Angelica Schuyler POV

I sit alone in my dorm. Eli and Pegs went out somewhere or another for who knows what. I'm very drunk.
I wasn't always like this. Before coming here I was happy and full of life. It's draining. Especially knowing your gonna die alone. Seeing other people happy makes me unbearably unhappy.

Bottle number two of the vodka I bought cheaply from a Walmart. Only the best.

I wish my life was simple. I don't cry over guys. That's not me.

I lay on my bed holding my pillow. My vision is blurry and I feel like I'm gonna be sick. Why do I do these things to myself?
I grab the bottle and take a swig, tears falling down my face.

"Alex, hurry up we need to leave if we're gonna make it in time."
"With you I have all the time in the world."

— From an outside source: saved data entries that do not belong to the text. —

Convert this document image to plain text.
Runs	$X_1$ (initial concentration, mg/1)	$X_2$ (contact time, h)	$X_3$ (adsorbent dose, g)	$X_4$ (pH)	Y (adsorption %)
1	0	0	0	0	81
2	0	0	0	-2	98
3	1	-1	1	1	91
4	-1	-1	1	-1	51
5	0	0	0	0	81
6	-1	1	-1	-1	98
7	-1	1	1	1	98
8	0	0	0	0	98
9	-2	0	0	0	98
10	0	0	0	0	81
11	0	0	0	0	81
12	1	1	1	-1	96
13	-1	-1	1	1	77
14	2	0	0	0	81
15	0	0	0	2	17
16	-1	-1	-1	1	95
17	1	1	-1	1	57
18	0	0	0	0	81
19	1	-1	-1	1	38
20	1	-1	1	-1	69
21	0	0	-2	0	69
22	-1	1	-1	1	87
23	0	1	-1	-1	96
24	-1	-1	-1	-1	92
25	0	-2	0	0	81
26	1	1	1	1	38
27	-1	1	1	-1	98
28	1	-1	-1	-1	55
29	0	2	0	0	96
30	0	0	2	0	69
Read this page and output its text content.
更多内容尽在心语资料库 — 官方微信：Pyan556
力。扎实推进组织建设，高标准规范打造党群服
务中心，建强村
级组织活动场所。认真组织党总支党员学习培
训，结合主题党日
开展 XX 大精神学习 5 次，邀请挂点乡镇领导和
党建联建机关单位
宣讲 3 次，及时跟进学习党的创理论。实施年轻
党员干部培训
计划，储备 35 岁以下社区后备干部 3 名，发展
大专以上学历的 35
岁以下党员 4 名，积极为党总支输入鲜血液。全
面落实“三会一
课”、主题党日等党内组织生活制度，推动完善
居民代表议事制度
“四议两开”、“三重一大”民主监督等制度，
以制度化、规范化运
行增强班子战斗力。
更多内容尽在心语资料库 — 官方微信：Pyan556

Alexander and John's muffled voices make me start to cry again. I start crying and then throw up in a box.

I HATE THEM AS A COUPLE.

Alexander should be with me. We're soulmates. I stumble to the cupboard easing every breath, shaking as I grab there spare key.

The hallway is quiet and I unlock the door.

Johns phone is on the table.

I type his passcode and scroll through his contacts.

Henry Laurens.

*voicemail*

"Hello.. sir. Your son John is dating Alexander Hamilton."